Medvedev confirmed plans to create offshores in Russia for oligarchs under sanctions
Earlier it was reported that the offshore project was developed by the Ministry of Economic Development as a measure to back Russian companies that were subject to sanctions.
Prime Minister Dmitry Medvedev confirmed plans to create special administrative districts with offshore features in Russia, newspaper Vedomosti reports on Wednesday. "Very soon we are planning to create special regions with special legal status and a special tax regime in Primorsky Krai and the Kaliningrad region on the Russky and Oktyabrsky Islands," Medvedev said at a legal forum in St. Petersburg.
Earlier it was reported that the offshore project was developed by the Ministry of Economic Development as a measure to back Russian companies that were subject to sanctions. The document allows transferring foreign enterprises from other countries, including offshores, to Russia retaining their legal forms. They will be able to get the status of an international entrepreneurial company, which will allow to register it in a day, not disclosing a part of data on participation and management.

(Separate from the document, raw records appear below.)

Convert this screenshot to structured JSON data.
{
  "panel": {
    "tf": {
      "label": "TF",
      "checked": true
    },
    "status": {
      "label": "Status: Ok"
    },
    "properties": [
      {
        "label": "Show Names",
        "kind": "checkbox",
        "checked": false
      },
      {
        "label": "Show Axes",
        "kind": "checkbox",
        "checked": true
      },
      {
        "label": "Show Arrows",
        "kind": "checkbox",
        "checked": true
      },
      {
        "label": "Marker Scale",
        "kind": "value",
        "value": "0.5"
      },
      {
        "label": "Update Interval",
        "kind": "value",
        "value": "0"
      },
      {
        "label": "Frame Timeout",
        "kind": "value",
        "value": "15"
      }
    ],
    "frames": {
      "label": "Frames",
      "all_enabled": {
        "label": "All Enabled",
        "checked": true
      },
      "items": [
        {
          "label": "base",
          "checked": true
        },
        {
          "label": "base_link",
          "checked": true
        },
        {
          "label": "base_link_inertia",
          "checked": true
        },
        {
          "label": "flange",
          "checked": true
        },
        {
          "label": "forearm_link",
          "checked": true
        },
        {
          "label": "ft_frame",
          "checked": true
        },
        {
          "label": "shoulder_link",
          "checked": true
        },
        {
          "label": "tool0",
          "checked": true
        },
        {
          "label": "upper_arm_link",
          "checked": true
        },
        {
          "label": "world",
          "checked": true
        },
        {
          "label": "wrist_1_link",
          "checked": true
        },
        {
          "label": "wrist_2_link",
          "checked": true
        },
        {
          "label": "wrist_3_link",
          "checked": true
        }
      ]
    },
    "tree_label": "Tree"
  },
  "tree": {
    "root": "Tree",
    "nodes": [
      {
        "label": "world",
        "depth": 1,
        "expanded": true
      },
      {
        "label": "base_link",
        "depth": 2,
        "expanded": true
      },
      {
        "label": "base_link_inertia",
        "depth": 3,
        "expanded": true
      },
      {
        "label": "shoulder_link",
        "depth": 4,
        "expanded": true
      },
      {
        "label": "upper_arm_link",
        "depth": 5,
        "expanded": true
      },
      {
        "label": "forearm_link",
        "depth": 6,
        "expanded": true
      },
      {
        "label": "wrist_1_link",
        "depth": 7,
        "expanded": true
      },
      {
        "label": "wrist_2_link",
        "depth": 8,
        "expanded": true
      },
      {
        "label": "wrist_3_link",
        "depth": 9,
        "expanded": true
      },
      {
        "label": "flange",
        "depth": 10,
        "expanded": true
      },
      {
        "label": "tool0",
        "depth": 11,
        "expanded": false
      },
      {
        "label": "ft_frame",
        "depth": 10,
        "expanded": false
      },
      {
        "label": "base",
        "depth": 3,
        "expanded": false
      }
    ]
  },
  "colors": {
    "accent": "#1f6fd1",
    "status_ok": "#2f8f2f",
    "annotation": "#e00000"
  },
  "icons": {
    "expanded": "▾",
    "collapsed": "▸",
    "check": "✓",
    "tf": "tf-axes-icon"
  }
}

Only taxes on incomes received in Russia are assumed to be collected from residents of the districts. The Central Bank lashed the proposals of the Ministry of Economic Development. The Central Bank noted that residents of such offshore territories would be able to carry out transactions with currency and securities without restrictions and repatriation of proceeds required by law. It is possible that unscrupulous business will re-register en masse in particular areas for the illegal withdrawal of capital from the country.
On April 6, the US authorities extended sanctions against Russia; the list included 26 people and 15 companies. After that, investors began to quickly sell Russian assets. These measures provoked ‘black Monday’ in the Russian market.
Bloomberg reported that Russia's richest people lost a total of about $16 billion in just one day. Later, Rusal stated that sanctions imposed by the US Treasury could lead to technical defaults.